Hi guys,
I’m new to ML and by now I finished the second course of the machine learning specialization,
I am looking to create a model that goes through a set of files and detects similar duplicates.
but I have a question and I’m not sure what is the better choice, should I create a single model for each file type, or will a single model for all file types be just as good?
Hi @Assaf1
if I understand correctly you want to check if the files are identical content-wise and if so, you would (manually?) check on it and replace the dupes. Right?
Can you abstract away the different file formats?
If so: From my perspective one model could make sense if you have well structured data and good knowledge about the features how to identify that they are unique or dupes. As a simple example: if you know the data model well and e.g. have a unique Identifier it is easy to check for dupes by counting and a rule based judgement. Dependent on your domain knowledge you might derive good features that indicate that there is a duplicate, e.g. by checking identical content in your files if this could be realised in a computationally efficient time (otherwise taking samples).

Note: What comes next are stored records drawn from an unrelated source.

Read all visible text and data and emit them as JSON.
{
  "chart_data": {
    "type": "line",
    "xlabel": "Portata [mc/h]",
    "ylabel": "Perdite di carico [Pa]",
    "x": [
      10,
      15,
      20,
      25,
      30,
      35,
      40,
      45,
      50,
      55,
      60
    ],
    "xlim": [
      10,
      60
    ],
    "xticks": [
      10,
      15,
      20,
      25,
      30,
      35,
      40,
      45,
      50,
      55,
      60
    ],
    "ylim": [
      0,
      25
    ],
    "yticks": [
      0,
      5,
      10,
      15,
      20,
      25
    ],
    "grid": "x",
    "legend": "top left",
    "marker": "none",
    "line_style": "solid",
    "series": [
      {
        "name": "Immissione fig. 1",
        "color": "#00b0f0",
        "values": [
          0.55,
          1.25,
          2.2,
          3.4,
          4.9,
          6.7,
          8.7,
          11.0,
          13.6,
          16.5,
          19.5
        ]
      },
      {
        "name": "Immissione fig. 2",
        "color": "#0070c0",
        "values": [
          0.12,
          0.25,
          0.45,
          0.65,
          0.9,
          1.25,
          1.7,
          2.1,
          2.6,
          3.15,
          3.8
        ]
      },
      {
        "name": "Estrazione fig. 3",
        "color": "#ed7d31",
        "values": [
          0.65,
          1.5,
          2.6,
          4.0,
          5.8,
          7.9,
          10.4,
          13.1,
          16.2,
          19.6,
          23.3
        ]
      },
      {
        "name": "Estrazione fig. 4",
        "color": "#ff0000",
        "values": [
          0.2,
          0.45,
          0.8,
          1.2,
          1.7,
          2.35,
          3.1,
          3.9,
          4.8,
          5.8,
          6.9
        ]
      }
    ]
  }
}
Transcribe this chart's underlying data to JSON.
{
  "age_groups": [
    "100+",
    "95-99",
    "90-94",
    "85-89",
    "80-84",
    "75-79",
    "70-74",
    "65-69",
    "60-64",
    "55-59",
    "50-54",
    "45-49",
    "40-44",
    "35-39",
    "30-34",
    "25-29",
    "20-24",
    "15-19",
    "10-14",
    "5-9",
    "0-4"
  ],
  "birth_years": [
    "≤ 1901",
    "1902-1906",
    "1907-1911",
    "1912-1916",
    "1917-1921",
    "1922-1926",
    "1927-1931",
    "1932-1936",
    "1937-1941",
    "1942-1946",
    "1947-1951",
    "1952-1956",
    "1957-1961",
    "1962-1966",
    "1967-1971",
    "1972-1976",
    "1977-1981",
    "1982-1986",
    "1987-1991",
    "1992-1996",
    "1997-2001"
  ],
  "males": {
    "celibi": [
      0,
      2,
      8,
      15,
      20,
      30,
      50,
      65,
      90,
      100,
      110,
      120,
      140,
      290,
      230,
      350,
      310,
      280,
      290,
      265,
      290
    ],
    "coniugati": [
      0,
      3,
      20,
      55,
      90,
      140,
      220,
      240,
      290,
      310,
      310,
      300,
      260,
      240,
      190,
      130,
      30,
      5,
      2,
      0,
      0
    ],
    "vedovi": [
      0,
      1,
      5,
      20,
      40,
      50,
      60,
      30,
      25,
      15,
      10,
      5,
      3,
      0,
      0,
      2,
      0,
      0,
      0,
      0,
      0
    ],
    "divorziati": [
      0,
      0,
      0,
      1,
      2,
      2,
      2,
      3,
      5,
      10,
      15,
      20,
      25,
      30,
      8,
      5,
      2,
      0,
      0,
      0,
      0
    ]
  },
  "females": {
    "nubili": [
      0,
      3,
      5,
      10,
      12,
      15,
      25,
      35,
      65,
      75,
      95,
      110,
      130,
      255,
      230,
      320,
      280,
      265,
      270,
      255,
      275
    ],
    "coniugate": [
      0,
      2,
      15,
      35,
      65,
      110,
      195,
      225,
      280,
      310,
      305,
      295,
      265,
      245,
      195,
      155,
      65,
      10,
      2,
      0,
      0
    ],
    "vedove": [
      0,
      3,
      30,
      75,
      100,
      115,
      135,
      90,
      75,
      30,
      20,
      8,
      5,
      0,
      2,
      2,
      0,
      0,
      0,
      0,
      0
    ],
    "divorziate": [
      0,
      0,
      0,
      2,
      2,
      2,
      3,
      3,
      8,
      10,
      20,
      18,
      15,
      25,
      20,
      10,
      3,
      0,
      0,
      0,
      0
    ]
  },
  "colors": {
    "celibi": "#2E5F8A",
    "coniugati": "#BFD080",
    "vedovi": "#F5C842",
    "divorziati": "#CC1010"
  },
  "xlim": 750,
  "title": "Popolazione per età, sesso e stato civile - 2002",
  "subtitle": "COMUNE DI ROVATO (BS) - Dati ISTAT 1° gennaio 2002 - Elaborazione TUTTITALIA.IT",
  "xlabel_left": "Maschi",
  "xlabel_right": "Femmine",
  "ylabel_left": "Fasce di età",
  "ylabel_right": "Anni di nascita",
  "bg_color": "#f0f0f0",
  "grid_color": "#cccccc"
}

I think if you have more unstructured data (like video snippets) and you wanna check if they were also part of already maintained data (like your video data base), you could check for similarity measures, like distances in your embeddings (that you obtain after a transformation). This thread on calculating a convolution could be interesting if you wanna apply signal processing methods from control and system theory, see also this thread: How to Calculate the Convolution? - #2 by Christian_Simonis .
Also here a model could work, if you manage to get the data into an embedding space (transformed) to make your decision / classification.
Best regards
Christian